The association of pemphigus with other autoimmune disorders such as myasthenia gravis and thymomas is well known. Thymoma-associated nephropathy is a rare, but recognized entity. In a review of 21 cases, 2 were associated with pemphigus vulgaris. (5)
Bullous pemphigoid (BP) has been reported in association with glomerular disease, including anti–glomerular basement membrane (anti-GBM) disease and membranous nephropathy. Hoorn et al presented a 75 year-old non-diabetic man with bullous pemphigoid and nephrotic syndrome in whom the glomerular disease had characteristics of both anti-GBM disease and membranous nephropathy. What role his anti-BP 180 KD antibodies played in the pathogenesis of his nephropathy remains speculative. His skin and kidneys responded well to prednisone and azathioprine. (6) BP has also been linked to allograft rejection, as well as membranous nephropathy in renal transplant recipients. Although there is a possibility of multiple distinct autoimmune processes, immune stimulation induced by allograft rejection or anti-basement membrane antibody interactions are possible mechanisms for simultaneous skin and renal involvement. (7)
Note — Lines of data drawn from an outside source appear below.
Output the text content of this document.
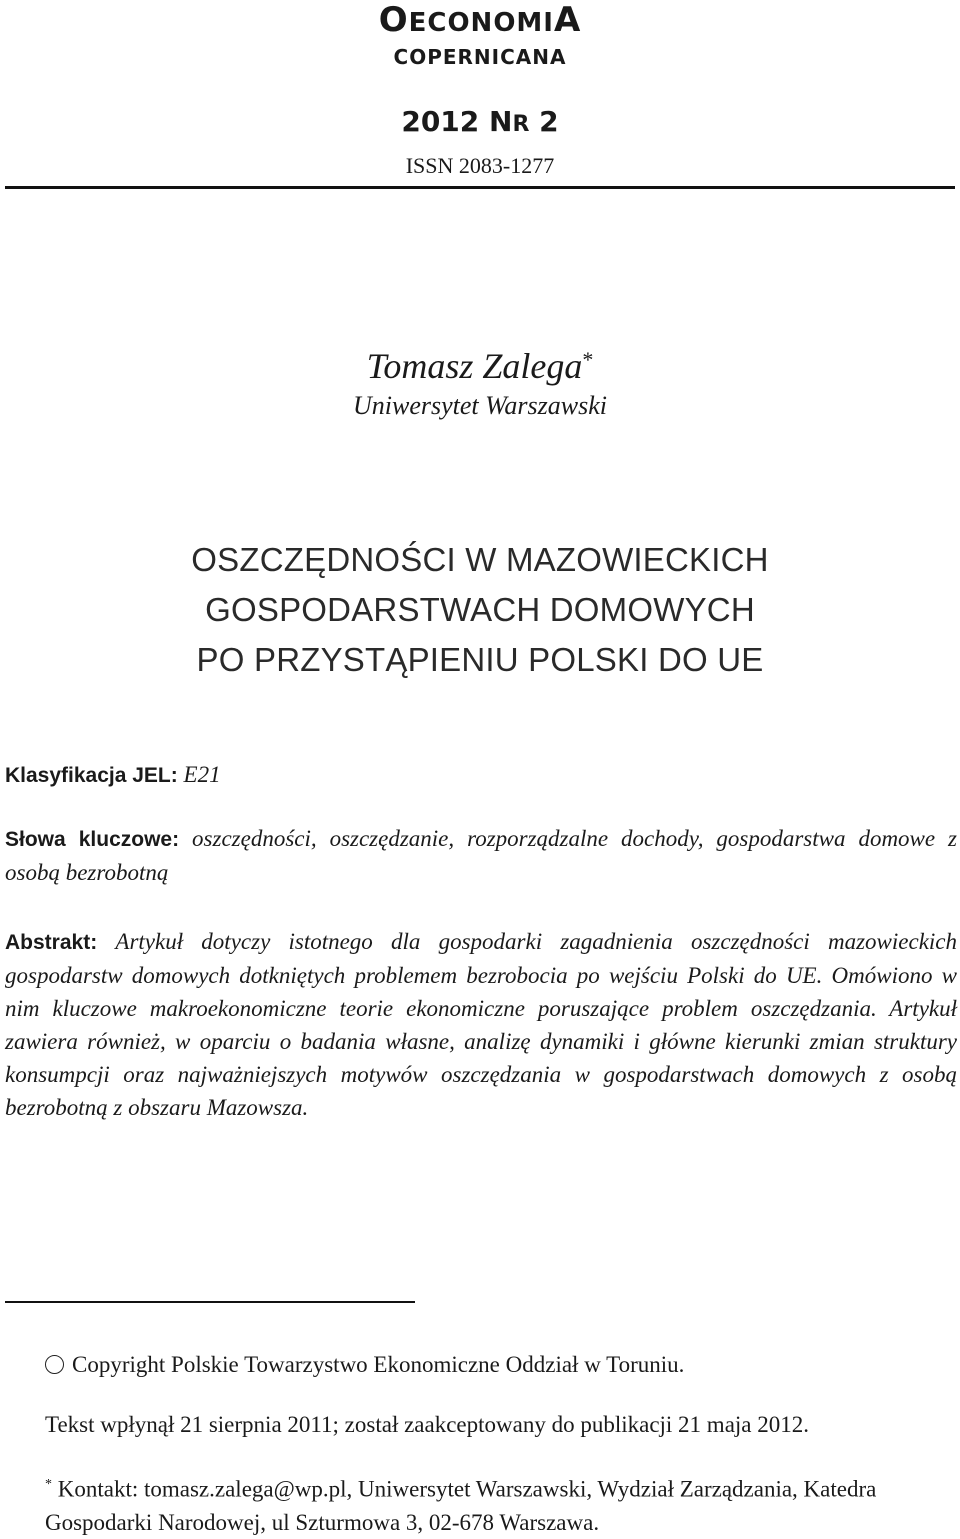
OECONOMIA
COPERNICANA
2012 NR 2
ISSN 2083-1277
Tomasz Zalega*
Uniwersytet Warszawski
OSZCZĘDNOŚCI W MAZOWIECKICH
GOSPODARSTWACH DOMOWYCH
PO PRZYSTĄPIENIU POLSKI DO UE
Klasyfikacja JEL: E21
Słowa kluczowe: oszczędności, oszczędzanie, rozporządzalne dochody, gospodarstwa domowe z osobą bezrobotną
Abstrakt: Artykuł dotyczy istotnego dla gospodarki zagadnienia oszczędności mazowieckich gospodarstw domowych dotkniętych problemem bezrobocia po wejściu Polski do UE. Omówiono w nim kluczowe makroekonomiczne teorie ekonomiczne poruszające problem oszczędzania. Artykuł zawiera również, w oparciu o badania własne, analizę dynamiki i główne kierunki zmian struktury konsumpcji oraz najważniejszych motywów oszczędzania w gospodarstwach domowych z osobą bezrobotną z obszaru Mazowsza.
Copyright Polskie Towarzystwo Ekonomiczne Oddział w Toruniu.
Tekst wpłynął 21 sierpnia 2011; został zaakceptowany do publikacji 21 maja 2012.
* Kontakt: tomasz.zalega@wp.pl, Uniwersytet Warszawski, Wydział Zarządzania, Katedra Gospodarki Narodowej, ul Szturmowa 3, 02-678 Warszawa.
In conclusion, we dermatologists must treat autoimmune blistering disease patients with all our heart, using our brains, and thinking about the kidneys.
Point to remember: Autoimmune blistering disease may be associated with clinically significant renal disease.
1. Tran C, et al. Stomatitis, cutaneous bullae and renal failure. JAMA 2015; 314: 2296-2297.
2. Abreu-Velez AM, et al. Patients affected by a new variant of endemic pemphigus foliaceus have autoantibodies colocalizing with MYZAP, p0071, desmoplakins 1-2, and ARVCF, causing renal damage. Clin Exp Dermatol 2018; 43: 692-702.
3. Pérez- Pérez M, et al. Autoantibodies in Senear-Usher syndrome: Cross-reactivity or multiple autoimmunity. Autoimmune Dis 2012;2012:296214.
4. Black DR, et al. Frequency and severity of systemic disease in patients with subacute cutaneous lupus erythematosus. Arch Dermatol 2002; 138: 1175-8.
5. Karras A, et al. Renal and thymic pathology in thymoma-associated nephropathy: Report of 21 cases and review of the literature. Nephrol Dial Transplant 2005; 20: 1075-82.
6. Hoorn EJ, et al. Bullous pemphigoid with a dual pattern of glomerular immune complex disease. Am J Kidney Dis 2016; 67: 302-6.
7. Koratala A, et al. The skin-kidney connection: Bullous pemphigoid associated with acute allograft rejection and membranous nephropathy. Clin Case Rep 2017; 6: 432-3.